Friday's announcement of the discovery of a potentially more virulent mutation in H1N1 swine flu samples in Norway was further qualified by a number of experts over the weekend. While the mutation story in Norway was also coupled with reports
of Tamiflu-resistant clusters of swine flu, scientists believe the mutated bug remains susceptible to the H1N1 swine flu vaccine.
In reaction to the Norwegian announcement, the World Health Organization said
that they have seen this mutation before in numerous countries - including the United States, Ukraine, Brazil, Mexico, China, and Japan.

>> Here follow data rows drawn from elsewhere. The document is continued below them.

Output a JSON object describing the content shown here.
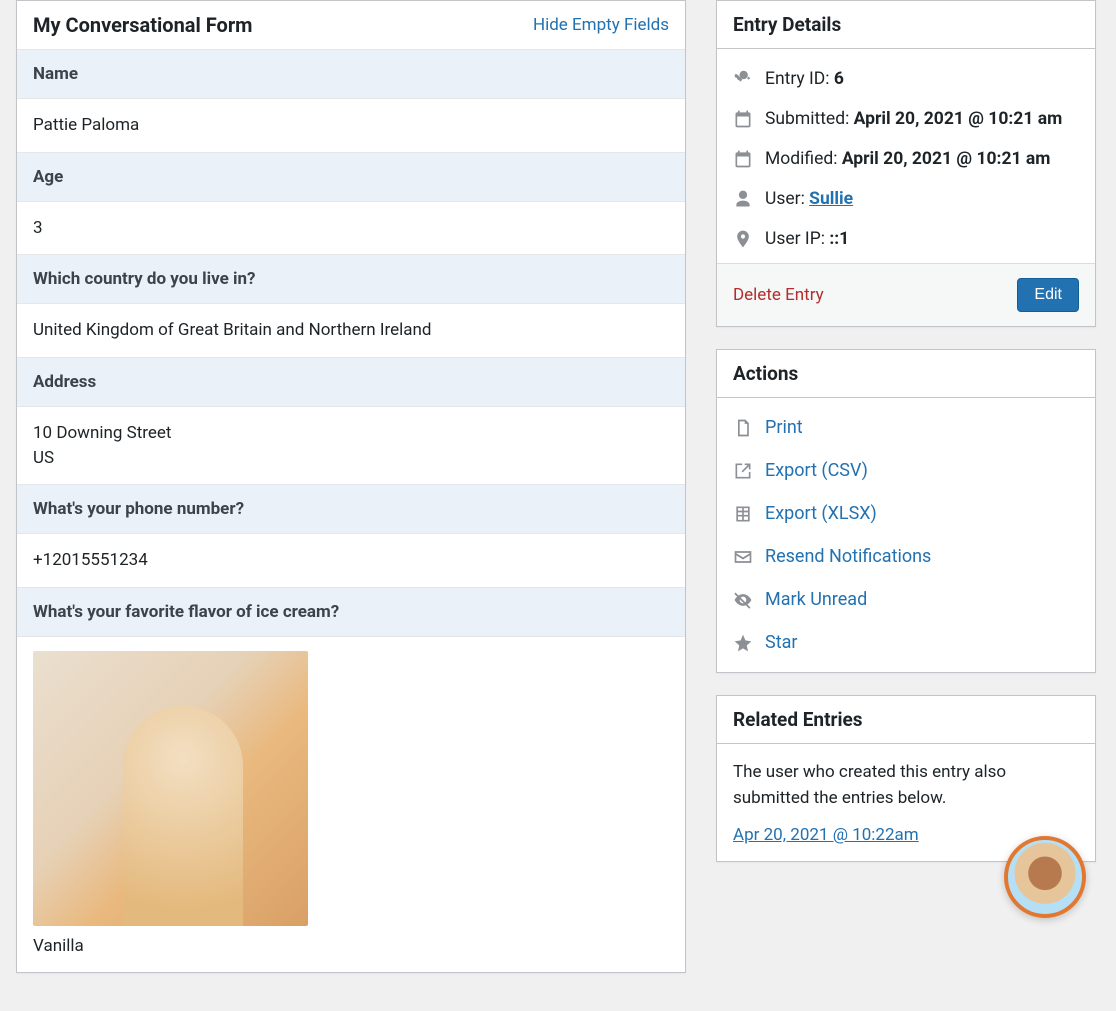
{
  "form": {
    "title": "My Conversational Form",
    "toggle_label": "Hide Empty Fields",
    "fields": {
      "name_label": "Name",
      "name_value": "Pattie Paloma",
      "age_label": "Age",
      "age_value": "3",
      "country_label": "Which country do you live in?",
      "country_value": "United Kingdom of Great Britain and Northern Ireland",
      "address_label": "Address",
      "address_line1": "10 Downing Street",
      "address_line2": "US",
      "phone_label": "What's your phone number?",
      "phone_value": "+12015551234",
      "flavor_label": "What's your favorite flavor of ice cream?",
      "flavor_value": "Vanilla"
    }
  },
  "details": {
    "title": "Entry Details",
    "entry_id_label": "Entry ID: ",
    "entry_id_value": "6",
    "submitted_label": "Submitted: ",
    "submitted_value": "April 20, 2021 @ 10:21 am",
    "modified_label": "Modified: ",
    "modified_value": "April 20, 2021 @ 10:21 am",
    "user_label": "User: ",
    "user_value": "Sullie",
    "ip_label": "User IP: ",
    "ip_value": "::1",
    "delete_label": "Delete Entry",
    "edit_label": "Edit"
  },
  "actions": {
    "title": "Actions",
    "print": "Print",
    "export_csv": "Export (CSV)",
    "export_xlsx": "Export (XLSX)",
    "resend": "Resend Notifications",
    "mark_unread": "Mark Unread",
    "star": "Star"
  },
  "related": {
    "title": "Related Entries",
    "description": "The user who created this entry also submitted the entries below.",
    "link_text": "Apr 20, 2021 @ 10:22am"
  }
}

The disturbing reality on the fact of this mutation
is that we do not know if the virus is replicating toward more virulence or simply making sloppy copies of itself. While the surveillance is there, we do not necessarily know what we are seeing.
However, a number of experts
have come out to say specifically that the vaccine is effective against the mutated virus and that the new strain is also kept in check by anti-virals.
In a radio interview on Saturday, France's health chief, Didier Houssin reiterated that the vaccine remains effective against the mutation. In anticipation of a mutation event, "a certain number of our vaccines are vaccines with an additive," which allow for a broader range of impact against modifications in the H1N1 virus, Houssin said.
It was unclear what the percentage of H1N1 vaccines contain that additive.